Heimer also had some observations and suggestions about reducing the number of dirty needles strewn about in public. "Our studies comparing Springfield, Massachusetts, where there is no legal access to syringes, to New Haven and Hartford, where there is, found far more unsafe discarding in Springfield (44%) than in Connecticut cities (13.5%)," he pointed out. His unspoken conclusion was obvious: remove restrictions to needle access if you want to lower rates of unsafe discarding.

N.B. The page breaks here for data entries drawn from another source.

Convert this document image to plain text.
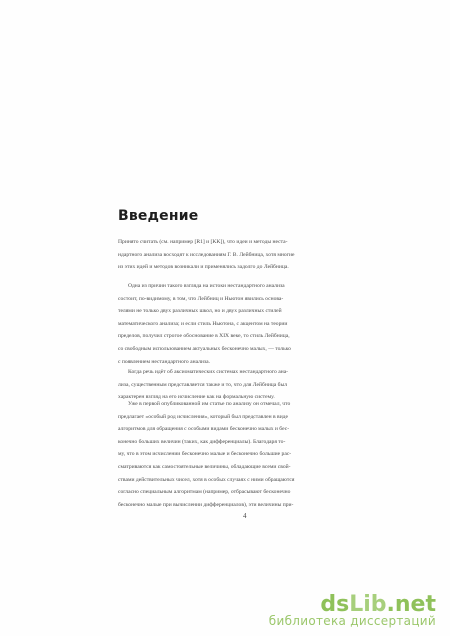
Введение
Принято считать (см. например [R1] и [KK]), что идеи и методы неста-
ндартного анализа восходят к исследованиям Г. В. Лейбница, хотя многие
из этих идей и методов возникали и применялись задолго до Лейбница.
Одна из причин такого взгляда на истоки нестандартного анализа
состоит, по-видимому, в том, что Лейбниц и Ньютон явились основа-
телями не только двух различных школ, но и двух различных стилей
математического анализа; и если стиль Ньютона, с акцентом на теории
пределов, получил строгое обоснование в XIX веке, то стиль Лейбница,
со свободным использованием актуальных бесконечно малых, — только
с появлением нестандартного анализа.
Когда речь идёт об аксиоматических системах нестандартного ана-
лиза, существенным представляется также и то, что для Лейбница был
характерен взгляд на его исчисление как на формальную систему.
Уже в первой опубликованной им статье по анализу он отмечал, что
предлагает «особый род исчисления», который был представлен в виде
алгоритмов для обращения с особыми видами бесконечно малых и бес-
конечно больших величин (таких, как дифференциалы). Благодаря то-
му, что в этом исчислении бесконечно малые и бесконечно большие рас-
сматриваются как самостоятельные величины, обладающие всеми свой-
ствами действительных чисел, хотя в особых случаях с ними обращаются
согласно специальным алгоритмам (например, отбрасывают бесконечно
бесконечно малые при вычислении дифференциалов), эти величины при-
4
ds Lib .net
библиотека диссертаций
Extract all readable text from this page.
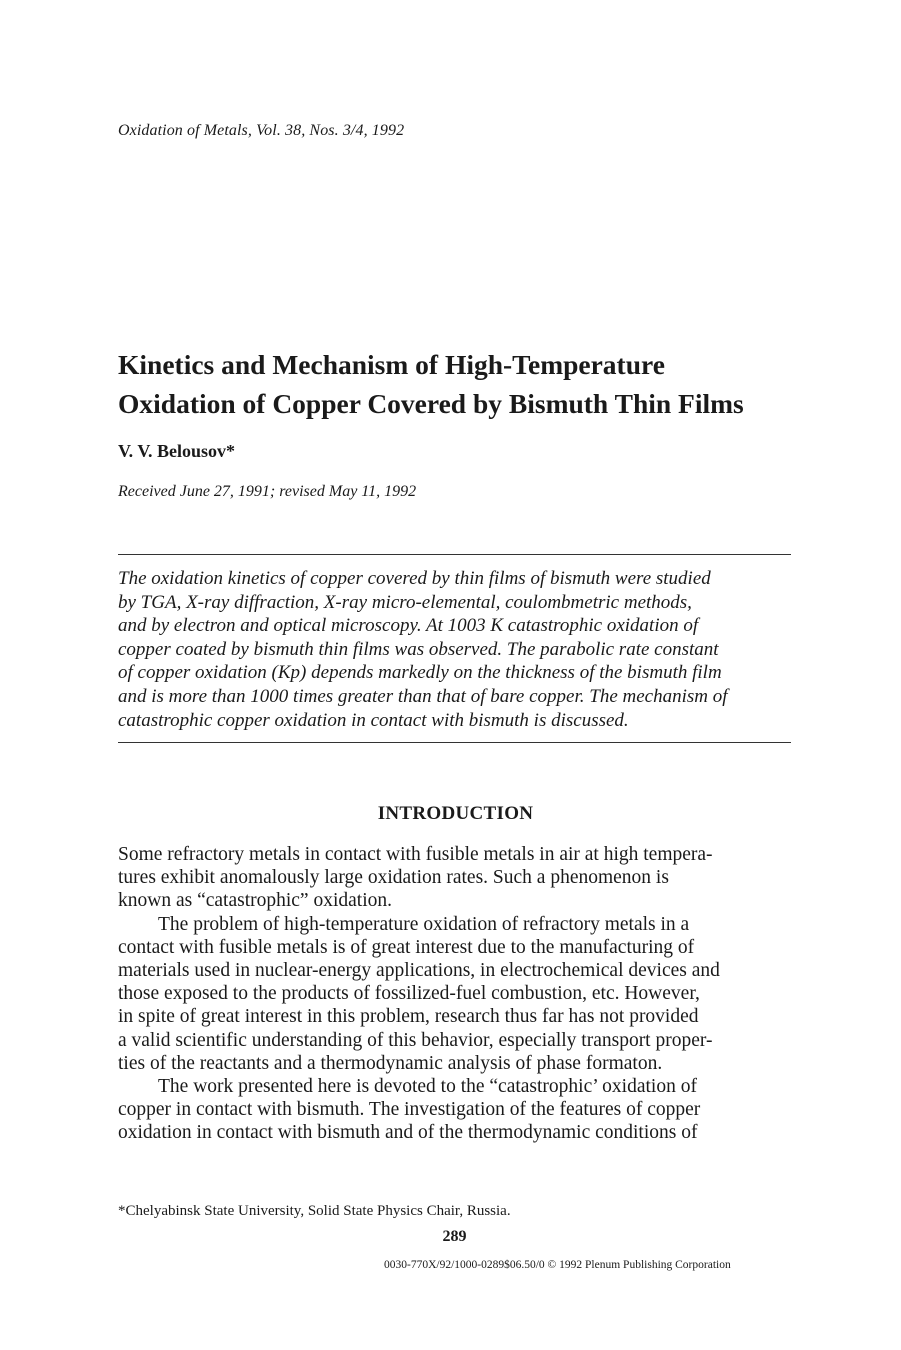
Oxidation of Metals, Vol. 38, Nos. 3/4, 1992
Kinetics and Mechanism of High-Temperature
Oxidation of Copper Covered by Bismuth Thin Films
V. V. Belousov*
Received June 27, 1991; revised May 11, 1992
The oxidation kinetics of copper covered by thin films of bismuth were studied
by TGA, X-ray diffraction, X-ray micro-elemental, coulombmetric methods,
and by electron and optical microscopy. At 1003 K catastrophic oxidation of
copper coated by bismuth thin films was observed. The parabolic rate constant
of copper oxidation (Kp) depends markedly on the thickness of the bismuth film
and is more than 1000 times greater than that of bare copper. The mechanism of
catastrophic copper oxidation in contact with bismuth is discussed.
INTRODUCTION
Some refractory metals in contact with fusible metals in air at high tempera-
tures exhibit anomalously large oxidation rates. Such a phenomenon is
known as “catastrophic” oxidation.
The problem of high-temperature oxidation of refractory metals in a
contact with fusible metals is of great interest due to the manufacturing of
materials used in nuclear-energy applications, in electrochemical devices and
those exposed to the products of fossilized-fuel combustion, etc. However,
in spite of great interest in this problem, research thus far has not provided
a valid scientific understanding of this behavior, especially transport proper-
ties of the reactants and a thermodynamic analysis of phase formaton.
The work presented here is devoted to the “catastrophic’ oxidation of
copper in contact with bismuth. The investigation of the features of copper
oxidation in contact with bismuth and of the thermodynamic conditions of
*Chelyabinsk State University, Solid State Physics Chair, Russia.
289
0030-770X/92/1000-0289$06.50/0 © 1992 Plenum Publishing Corporation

"We need publicly accessible drop boxes," Heimer suggested, "along with training injectors to use proper containers, training police to not harass people who carry syringes (then people won't have to chuck their rigs when approached by police), and expanding syringe exchange hours and, counter-intuitively, liberalizing exchange policies," he said. "We found that syringe return rates in three US cities -- Oakland, Chicago, and Hartford -- were highest (nearly 90%) in the city with the most liberal policy (Chicago) and lowest (only 50%) in the city with the most restrictive policy (Hartford).
But such fine points apparently did not interest the self-styled crusaders at the Chronicle. While the newspaper may have done a public service by reporting on the discarded needle problem, the way it did so was a disservice to the hard-working, dedicated people who run these programs for the public health. One would think the citizens of San Francisco deserve better than shabby, sensationalized reporting when it comes to critical public health issues. We only hope that the Chronicle's botched job leads to advances, not setbacks, for harm reduction and needle access in California.